Mysql – Performance impact of NOT using a foreign key (many dedicated 1:many key-key tables vs non-fk generic key-key table)


We're using a lot of association tables to manage 1:many relationships among a variety of different objects in our system.

To illustrate the question, two examples would be:

  1. users, events, ass_users_events. The ass_users_events would contain only the User_ID and Event_ID columns, both with foreign key relationships.
  2. projects, tasks, ass_projects_tasks. The ass_projects_tasks would contain only the Project_ID and Task_ID columns, both with foreign key relationships.

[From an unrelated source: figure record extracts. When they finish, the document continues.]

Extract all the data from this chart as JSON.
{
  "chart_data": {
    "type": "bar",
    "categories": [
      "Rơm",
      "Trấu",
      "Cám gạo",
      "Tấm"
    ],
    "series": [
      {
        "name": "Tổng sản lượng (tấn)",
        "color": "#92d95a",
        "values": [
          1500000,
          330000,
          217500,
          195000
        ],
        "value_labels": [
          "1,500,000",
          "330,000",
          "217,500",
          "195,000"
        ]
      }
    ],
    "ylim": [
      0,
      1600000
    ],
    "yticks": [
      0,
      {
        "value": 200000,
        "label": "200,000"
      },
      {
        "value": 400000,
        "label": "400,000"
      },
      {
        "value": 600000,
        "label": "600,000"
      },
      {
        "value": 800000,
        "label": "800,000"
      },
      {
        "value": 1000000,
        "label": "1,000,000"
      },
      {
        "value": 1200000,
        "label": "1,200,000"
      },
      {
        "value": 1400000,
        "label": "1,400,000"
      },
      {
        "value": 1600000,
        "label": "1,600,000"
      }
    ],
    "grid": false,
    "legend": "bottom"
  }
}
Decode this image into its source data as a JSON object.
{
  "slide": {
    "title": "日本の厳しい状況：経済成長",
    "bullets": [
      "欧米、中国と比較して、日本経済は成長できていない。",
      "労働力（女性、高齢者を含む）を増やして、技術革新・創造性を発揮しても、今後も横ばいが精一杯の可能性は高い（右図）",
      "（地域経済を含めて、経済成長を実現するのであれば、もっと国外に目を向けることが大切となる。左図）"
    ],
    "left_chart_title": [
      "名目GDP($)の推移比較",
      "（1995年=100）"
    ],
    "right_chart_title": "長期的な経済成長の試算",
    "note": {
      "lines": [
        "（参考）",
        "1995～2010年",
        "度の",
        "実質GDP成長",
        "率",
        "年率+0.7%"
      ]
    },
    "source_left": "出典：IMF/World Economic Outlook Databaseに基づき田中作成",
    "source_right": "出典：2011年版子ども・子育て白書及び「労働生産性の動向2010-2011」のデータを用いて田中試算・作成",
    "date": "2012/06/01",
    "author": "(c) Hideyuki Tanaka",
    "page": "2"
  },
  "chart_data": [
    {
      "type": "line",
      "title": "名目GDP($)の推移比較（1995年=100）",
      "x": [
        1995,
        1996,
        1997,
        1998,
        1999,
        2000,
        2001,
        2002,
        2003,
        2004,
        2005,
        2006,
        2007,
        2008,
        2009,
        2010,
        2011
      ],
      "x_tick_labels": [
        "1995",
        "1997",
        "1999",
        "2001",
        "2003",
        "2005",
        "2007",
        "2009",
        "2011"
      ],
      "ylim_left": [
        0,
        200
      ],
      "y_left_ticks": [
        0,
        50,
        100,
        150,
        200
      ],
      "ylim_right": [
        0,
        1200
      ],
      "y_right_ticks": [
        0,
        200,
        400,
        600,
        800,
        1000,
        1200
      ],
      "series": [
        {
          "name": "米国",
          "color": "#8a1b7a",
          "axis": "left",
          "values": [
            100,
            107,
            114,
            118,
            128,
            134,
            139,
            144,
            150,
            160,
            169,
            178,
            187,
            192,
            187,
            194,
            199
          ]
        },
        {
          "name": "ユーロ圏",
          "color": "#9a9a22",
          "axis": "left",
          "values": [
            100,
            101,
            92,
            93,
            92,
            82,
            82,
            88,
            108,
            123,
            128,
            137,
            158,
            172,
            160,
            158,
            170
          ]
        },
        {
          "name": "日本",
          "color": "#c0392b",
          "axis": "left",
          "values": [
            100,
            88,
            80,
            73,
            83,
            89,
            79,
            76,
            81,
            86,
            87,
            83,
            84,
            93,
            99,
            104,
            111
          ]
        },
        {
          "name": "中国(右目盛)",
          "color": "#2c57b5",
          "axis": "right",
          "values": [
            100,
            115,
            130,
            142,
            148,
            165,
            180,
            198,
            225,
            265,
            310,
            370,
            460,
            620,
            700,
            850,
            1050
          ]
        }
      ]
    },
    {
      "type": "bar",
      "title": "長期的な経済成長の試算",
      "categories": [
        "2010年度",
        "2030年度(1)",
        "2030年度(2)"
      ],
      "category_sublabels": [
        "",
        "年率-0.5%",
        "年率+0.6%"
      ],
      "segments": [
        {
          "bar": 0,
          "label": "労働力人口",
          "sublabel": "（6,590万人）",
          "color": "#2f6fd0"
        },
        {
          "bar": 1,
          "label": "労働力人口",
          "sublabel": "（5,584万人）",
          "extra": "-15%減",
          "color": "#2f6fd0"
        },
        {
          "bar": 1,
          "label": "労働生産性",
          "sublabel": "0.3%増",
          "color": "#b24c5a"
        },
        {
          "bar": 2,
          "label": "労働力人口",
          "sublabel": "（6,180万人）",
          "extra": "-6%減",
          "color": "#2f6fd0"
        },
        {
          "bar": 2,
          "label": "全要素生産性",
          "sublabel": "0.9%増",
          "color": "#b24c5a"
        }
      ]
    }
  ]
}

NB1: Every object table actually uses a combination of an Auto-Incrementing Integer Primary Key, plus a UUID column with a unique index which is the actual record ID. For the purpose of this question, we're using only UUID's so there is no chance of collision.

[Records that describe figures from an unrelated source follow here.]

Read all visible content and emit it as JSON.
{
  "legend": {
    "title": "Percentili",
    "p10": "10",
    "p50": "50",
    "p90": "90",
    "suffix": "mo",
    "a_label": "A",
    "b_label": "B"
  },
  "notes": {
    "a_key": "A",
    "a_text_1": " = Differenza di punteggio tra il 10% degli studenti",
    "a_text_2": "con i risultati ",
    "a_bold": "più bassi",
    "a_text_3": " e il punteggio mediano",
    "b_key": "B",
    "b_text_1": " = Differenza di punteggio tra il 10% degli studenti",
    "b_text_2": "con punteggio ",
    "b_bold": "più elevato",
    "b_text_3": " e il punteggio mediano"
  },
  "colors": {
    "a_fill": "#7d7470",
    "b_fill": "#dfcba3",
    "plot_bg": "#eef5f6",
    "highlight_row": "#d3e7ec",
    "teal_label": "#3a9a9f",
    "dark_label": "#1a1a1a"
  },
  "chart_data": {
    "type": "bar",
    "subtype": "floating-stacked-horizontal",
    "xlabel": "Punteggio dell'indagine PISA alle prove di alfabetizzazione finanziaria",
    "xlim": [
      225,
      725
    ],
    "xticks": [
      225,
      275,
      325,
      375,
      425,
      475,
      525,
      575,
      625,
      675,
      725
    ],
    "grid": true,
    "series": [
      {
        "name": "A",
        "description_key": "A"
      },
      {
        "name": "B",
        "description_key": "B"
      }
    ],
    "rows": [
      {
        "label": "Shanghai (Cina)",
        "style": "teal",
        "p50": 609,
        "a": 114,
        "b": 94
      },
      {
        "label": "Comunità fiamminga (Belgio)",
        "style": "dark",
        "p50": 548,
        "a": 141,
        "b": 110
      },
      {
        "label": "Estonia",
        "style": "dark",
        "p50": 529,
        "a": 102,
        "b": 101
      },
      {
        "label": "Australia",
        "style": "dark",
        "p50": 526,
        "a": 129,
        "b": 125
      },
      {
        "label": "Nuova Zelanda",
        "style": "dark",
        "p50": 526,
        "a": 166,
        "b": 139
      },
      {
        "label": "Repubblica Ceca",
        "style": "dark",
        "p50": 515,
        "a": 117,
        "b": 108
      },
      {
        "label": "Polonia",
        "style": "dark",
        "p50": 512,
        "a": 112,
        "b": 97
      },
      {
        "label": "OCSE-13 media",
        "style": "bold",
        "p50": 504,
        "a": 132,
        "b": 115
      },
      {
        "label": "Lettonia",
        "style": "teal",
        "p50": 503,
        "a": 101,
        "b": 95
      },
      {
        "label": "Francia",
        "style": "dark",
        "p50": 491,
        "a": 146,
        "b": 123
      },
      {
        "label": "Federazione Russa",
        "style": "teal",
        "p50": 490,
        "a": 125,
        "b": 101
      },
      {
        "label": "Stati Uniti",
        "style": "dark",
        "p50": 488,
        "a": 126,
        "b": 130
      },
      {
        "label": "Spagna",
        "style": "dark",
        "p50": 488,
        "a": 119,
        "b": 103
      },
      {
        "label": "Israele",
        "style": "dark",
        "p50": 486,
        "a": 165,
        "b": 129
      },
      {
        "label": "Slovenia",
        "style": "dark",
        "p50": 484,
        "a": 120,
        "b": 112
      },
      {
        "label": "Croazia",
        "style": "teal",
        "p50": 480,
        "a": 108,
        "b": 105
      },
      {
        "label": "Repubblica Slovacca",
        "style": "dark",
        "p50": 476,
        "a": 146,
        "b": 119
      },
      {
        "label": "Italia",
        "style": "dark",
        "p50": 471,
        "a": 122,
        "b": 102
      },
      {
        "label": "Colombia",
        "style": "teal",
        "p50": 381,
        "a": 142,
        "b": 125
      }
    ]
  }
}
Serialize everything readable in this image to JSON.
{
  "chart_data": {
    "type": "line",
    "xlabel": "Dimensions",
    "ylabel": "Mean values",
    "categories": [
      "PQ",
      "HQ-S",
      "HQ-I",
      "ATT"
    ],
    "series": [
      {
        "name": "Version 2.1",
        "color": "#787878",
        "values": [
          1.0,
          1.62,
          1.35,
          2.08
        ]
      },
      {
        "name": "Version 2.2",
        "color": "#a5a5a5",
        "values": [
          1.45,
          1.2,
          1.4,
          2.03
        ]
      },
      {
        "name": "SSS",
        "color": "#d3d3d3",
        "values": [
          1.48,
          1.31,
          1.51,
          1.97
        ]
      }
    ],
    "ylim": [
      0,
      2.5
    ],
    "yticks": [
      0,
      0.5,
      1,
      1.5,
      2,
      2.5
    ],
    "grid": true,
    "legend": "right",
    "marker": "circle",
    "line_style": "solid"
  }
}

NB2: The reason we use this format rather than a straight Foreign Key column/index is that the reality is much more complex than this example, there are many different joins to many different tables and we don't want the ORM doing a lot of unnecessary work every time a record is loaded.

The problem is we're starting to create these associational tables for pretty much every new object type in the system for many of the other existing objects in the system and in the long run this doesn't seem sustainable, we'll end up with hundreds of association types.

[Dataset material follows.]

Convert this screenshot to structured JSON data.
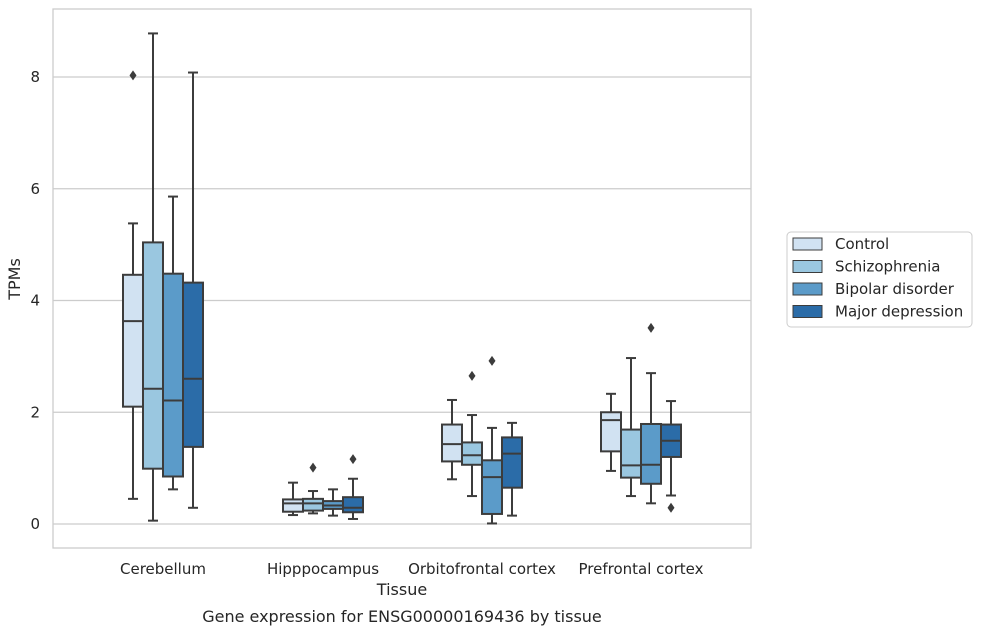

A potential solution we're considering is getting rid of ALL of the current associational tables and instead creating one table with the following structure: obj_1_id, obj_1_type, obj_2_id, obj_2_type. Every column would be indexed, likely as composite indexes (i.e. INDEX object_1 (obj_1_type,obj_1_id) and INDEX object_2 (obj_2_type,obj_2_id)).

The examples above in the ass tables would become: abc,user,123,event, and def,project,456,task.

This solution gives us the flexibility to build as many relationship types as we want between different objects, and there's ample indexing on the ass table to remain performant. My question is is there a downside to using indexing only during joins, vs having defined foreign key relationships in smaller tables, but potentially hundreds of them?

EDIT: I think there are some misconceptions below so this might clear up a couple things:

  1. I use polymorphic object structures, but every object is stored in it's own table, i.e. user, product, category, event, etc.

  2. As far as the proposed ass table, it will only have 4 functional fields, with very straightforward datatypes (plus one ai_col as primary). The datatypes would be varchar(10) for the type cols and CHAR(32) / BINARY(16) for the id's. SELECT's will only ever have one join, to the ass table, i.e.

    SELECT event.* FROM event INNER JOIN ass ON ass.obj_1_type = 'event' AND ass.Object_ID_1 = event.Event_ID AND ass.obj_2_type='location'

there's no reason I would ever ask for two of these objects at once, I would only be filtering results from one table by existence of ass links.

  1. UUID's are the real Unique ID's here, but every table uses ai_col which is an INNODB construct for increasing the performance of their clustered index.

  2. This is a read heavy environment, I'm not near as concerned with insert/delete performance.

  3. We use handlersocket for simple read AND write queries removing the SQL overhead.

  4. The integrity of this table is acceptable at Eventually Consistent in this specific use case.

EDIT 2: To make this crystal clear, here's the why… if I have 200 objects each in their own tables, that I want to be able to link in all possible ways, I would either have to have 199 foreign key relationships in each object table, or I would have to create 40,000 tables with all the possible combinations and then all the business logic to go with that. Using a the method we're considering, there's one table and I have RI taken care of at the application level, which I indicated is ok at eventually consistent.

Best Answer

There is no performance impact of not using a foreign key. A foreign key constraint simply enforces referential integrity by constraining the values that can be inserted into the foreign key column (s).

If you are using UUIDS as identifiers, why do you need the type columns in the association table?

As you mention modelling this in the traditional manner would result in a large number of tables. Deleting, for example, a user would result in the RDBMS checking each foreign key constraint to ensure non are violated, which could take some time! With your proposed approach the RDBMS would have no foreign key constraints to check and the user would be deleted quicker. So you actually get better performance deleting objects. As you noted you'll have to have a background job that makes the association table eventually consistent. Regarding this, you could consider keeping a log of deleted objects and replaying it against the associations table. This would be better performing than carrying out a existence check on each row to see if the referenced objects still exist.

I've used this approach for several years now to allow anything to relate to anything else and haven't encountered any issues.